Abese sûresinden önceki Nâziât sûresi Hz. Peygamber’in bir uyarıcı olduğuna dair ifadelerle son bulurken, bu sûre bizzat Peygamber’in uyarılması, ayrıca öğüt ve uyarının kimlere fayda vereceği konusuna dikkat çekerek başlamaktadır. Hz. Peygamber’e, kalpleri öğüt almaya, gerçeği anlamaya yatkın ve arzulu kimselerle ilgilenmesi tavsiye edilirken, dünya nimetleriyle şımararak bir umursamazlık içinde haktan yüz çevirenlere karşı tebliğden öte bir sorumluluk taşımadığı hatırlatılmaktadır. Hak ve hakikatin apaçık ortada olduğu, dileyenin ona talip olabileceği, asıl ilgi gösterilmesi gerekenlerin hidayete ulaşmaya istekli kimseler olduğu ifade edilmektedir. Daha sonraki âyetlerde ise Allah’ın nimetlerinden bahsedilerek insanın nankörlüğü dile getirilmekte, bu nimetler üzerinde düşünmeyen, nimetlerin şükrünü eda etmeyen insanların acıklı sonu, kıyametten muhtelif tablolar çizilerek belirtilmektedir.

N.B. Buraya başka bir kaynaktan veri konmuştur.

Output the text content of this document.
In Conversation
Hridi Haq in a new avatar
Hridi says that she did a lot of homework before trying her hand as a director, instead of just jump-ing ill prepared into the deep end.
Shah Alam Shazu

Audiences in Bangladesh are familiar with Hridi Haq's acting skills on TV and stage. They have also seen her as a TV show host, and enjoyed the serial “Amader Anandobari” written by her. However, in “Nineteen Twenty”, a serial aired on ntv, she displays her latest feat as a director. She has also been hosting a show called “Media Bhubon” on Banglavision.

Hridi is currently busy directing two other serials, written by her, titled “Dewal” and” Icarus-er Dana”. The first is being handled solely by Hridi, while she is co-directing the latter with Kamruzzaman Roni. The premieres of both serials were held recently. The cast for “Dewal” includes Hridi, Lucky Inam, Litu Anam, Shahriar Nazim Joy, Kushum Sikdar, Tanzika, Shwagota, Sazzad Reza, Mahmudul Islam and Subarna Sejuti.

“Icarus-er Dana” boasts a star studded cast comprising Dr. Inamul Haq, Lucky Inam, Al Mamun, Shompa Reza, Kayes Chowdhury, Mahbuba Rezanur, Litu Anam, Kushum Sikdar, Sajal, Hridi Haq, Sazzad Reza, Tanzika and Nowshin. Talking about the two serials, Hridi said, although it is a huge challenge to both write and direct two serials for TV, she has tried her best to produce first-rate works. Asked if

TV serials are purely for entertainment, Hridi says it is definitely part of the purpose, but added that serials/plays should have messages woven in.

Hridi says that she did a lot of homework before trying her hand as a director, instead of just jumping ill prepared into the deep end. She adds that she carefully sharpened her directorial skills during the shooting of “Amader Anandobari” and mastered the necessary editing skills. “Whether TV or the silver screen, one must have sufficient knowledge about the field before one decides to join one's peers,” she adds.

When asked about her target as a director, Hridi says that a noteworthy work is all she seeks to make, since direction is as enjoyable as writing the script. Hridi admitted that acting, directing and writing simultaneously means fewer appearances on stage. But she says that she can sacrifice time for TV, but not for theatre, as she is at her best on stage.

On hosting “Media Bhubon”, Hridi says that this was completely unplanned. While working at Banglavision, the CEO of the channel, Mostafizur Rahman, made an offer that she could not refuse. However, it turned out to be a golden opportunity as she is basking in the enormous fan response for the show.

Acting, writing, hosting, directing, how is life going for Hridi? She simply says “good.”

Enes b. Mâlik’in rivayetine göre bir gün Hz. Âişe, “Âhirette çıplak mı haşredileceğiz?” diye sormuş, Hz. Peygamber de “Evet” diye cevap vermiş. Bunun üzerine Âişe, “Çıplak olmaktan dolayı vah başımıza geleceklere!” diyerek üzülünce bu sûrenin, “O gün herkesin kendine yetecek bir derdi ve işi vardır” meâlindeki otuz yedinci âyeti nâzil olmuştur. Âyetten anlaşıldığına göre, kıyamet günü hiç kimse bir başkasının durumuyla ilgilenme fırsat ve imkânını bulamayacak, herkesin derdi başından aşkın olacaktır.

BİBLİYOGRAFYA:

İbn Sa‘d, et-Tabakatü’l-kübrâ (nşr. İhsan Abbas), Beyrut 1388/1968, IV, 205-212; Taberî, Câmiu’l-beyân (nşr. Mustafa es-Sekka), Kahire 1373-76/1954-57, XXX, 61; Sa‘lebî, Esbâbü’n-nüzûl, Kahire 1388/1968, s. 297; Ebû Bekir İbnü’l-Arabî, Ahkâmü’l-Kurân (nşr. Ali Muhammed el-Bicâvî), Kahire 1394/1974, IV, 1905; İbnü’l-Cevzî, Zâdü’l-mesîr (nşr. Muhammed Züheyr eş-Şâvîş v.dğr.), Dımaşk 1384-88/1964-68, IX, 26-36; Tâcü’l-arûs, “abs” md.; Kamus Tercümesi, “abs” md.; Merâgı, Tefsîr, Kahire 1394/1974, XXX, 38-52.